Compréhension de textes et représentation des relations causales
Ma thèse porte sur la notion de distance causale dans la représentation mentale du texte lu (hypothèse du modèle de situation). J’ai d’abord étudié dans la littérature, notamment philosophique, comment on définissait la relation de causalité « dans les choses ». Une telle définition semblant hors d’atteinte, j’ai élaboré des définitions opérationnelles de la distance causale, à la fois dans la réalité et dans le modèle de situation.
J’ai conduit deux expériences sur des chaînes causales (i. e. des séquences de phrases dans lesquelles chacune décrit la conséquence de la précédente) partielles issues de textes de vulgarisation, recueillant des jugements de plausibilité sur les couples cause-conséquence présentés. Il s’avère que la distance causale mentale (plausibilité) est d’autant moindre que le nombre d’intermédiaires sautés (approximation de la distance causale réelle) est important.
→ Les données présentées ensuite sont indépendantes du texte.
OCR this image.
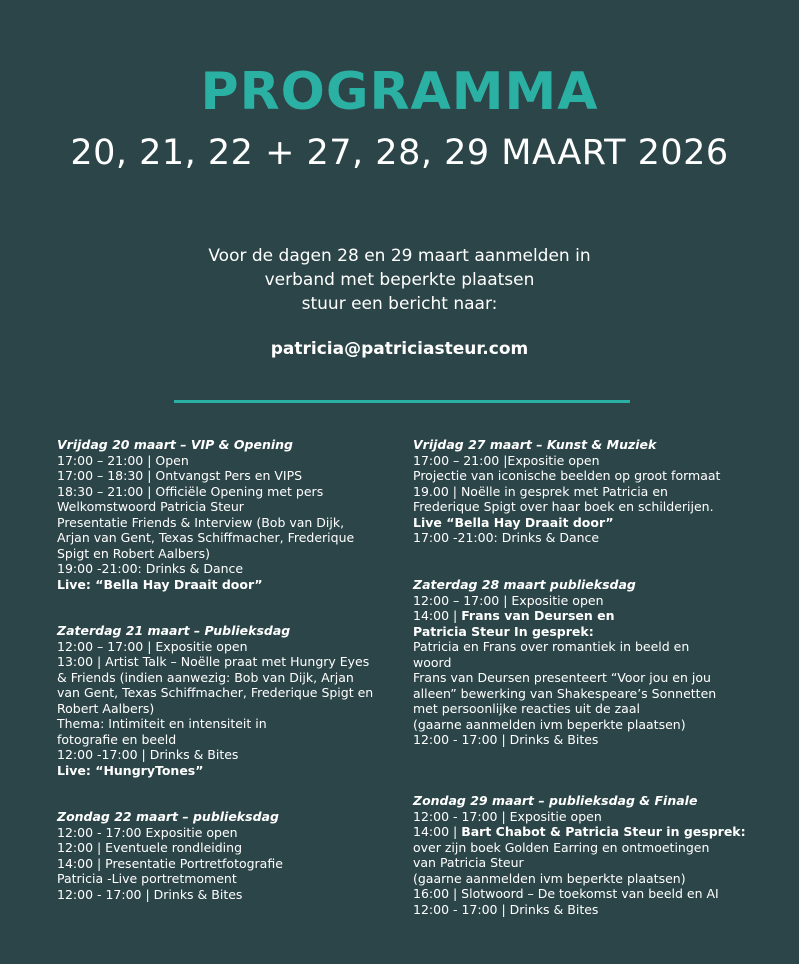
PROGRAMMA
20, 21, 22 + 27, 28, 29 MAART 2026
Voor de dagen 28 en 29 maart aanmelden in
verband met beperkte plaatsen
stuur een bericht naar:
patricia@patriciasteur.com
Vrijdag 20 maart – VIP & Opening
17:00 – 21:00 | Open
17:00 – 18:30 | Ontvangst Pers en VIPS
18:30 – 21:00 | Officiële Opening met pers
Welkomstwoord Patricia Steur
Presentatie Friends & Interview (Bob van Dijk,
Arjan van Gent, Texas Schiffmacher, Frederique
Spigt en Robert Aalbers)
19:00 -21:00: Drinks & Dance
Live: “Bella Hay Draait door”
Zaterdag 21 maart – Publieksdag
12:00 – 17:00 | Expositie open
13:00 | Artist Talk – Noëlle praat met Hungry Eyes
& Friends (indien aanwezig: Bob van Dijk, Arjan
van Gent, Texas Schiffmacher, Frederique Spigt en
Robert Aalbers)
Thema: Intimiteit en intensiteit in
fotografie en beeld
12:00 -17:00 | Drinks & Bites
Live: “HungryTones”
Zondag 22 maart – publieksdag
12:00 - 17:00 Expositie open
12:00 | Eventuele rondleiding
14:00 | Presentatie Portretfotografie
Patricia -Live portretmoment
12:00 - 17:00 | Drinks & Bites
Vrijdag 27 maart – Kunst & Muziek
17:00 – 21:00 |Expositie open
Projectie van iconische beelden op groot formaat
19.00 | Noëlle in gesprek met Patricia en
Frederique Spigt over haar boek en schilderijen.
Live “Bella Hay Draait door”
17:00 -21:00: Drinks & Dance
Zaterdag 28 maart publieksdag
12:00 – 17:00 | Expositie open
14:00 | Frans van Deursen en
Patricia Steur In gesprek:
Patricia en Frans over romantiek in beeld en
woord
Frans van Deursen presenteert “Voor jou en jou
alleen” bewerking van Shakespeare’s Sonnetten
met persoonlijke reacties uit de zaal
(gaarne aanmelden ivm beperkte plaatsen)
12:00 - 17:00 | Drinks & Bites
Zondag 29 maart – publieksdag & Finale
12:00 - 17:00 | Expositie open
14:00 | Bart Chabot & Patricia Steur in gesprek:
over zijn boek Golden Earring en ontmoetingen
van Patricia Steur
(gaarne aanmelden ivm beperkte plaatsen)
16:00 | Slotwoord – De toekomst van beeld en AI
12:00 - 17:00 | Drinks & Bites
On ne trouve pas d’effet du rang de lecture dans la plausibilité jugée. Par ailleurs, la familiarité du participant avec le thème abordé augmente la plausibilité jugée. Il est présenté une série de descripteurs du temps, de l’espace, et des protagonistes, qui permet de qualifier la relation entre les événements décrits par deux phrases plus finement que les descripteurs du modèle d’indexation multiple de Zwaan. Ces descripteurs ont été évalués pour l’ensemble des couples analysés, et ils sont prédicteurs (à 41%) de la plausibilité jugée. Par ailleurs, les descripteurs que j’ai identifiés qui marquent les relations de causalité typiques ne sont pas prédicteurs. La causalité est donc une dimension à part entière du modèle de situation, mais elle peut être en grande partie ramenée aux autres dimensions de la situation, que sont le temps, l’espace, et les protagonistes. Nous suggérons que ces données situationnelles peuvent fournir la base d’une décision « fruste » pour entreprendre ou non une inférence causale lors de la lecture d’un texte.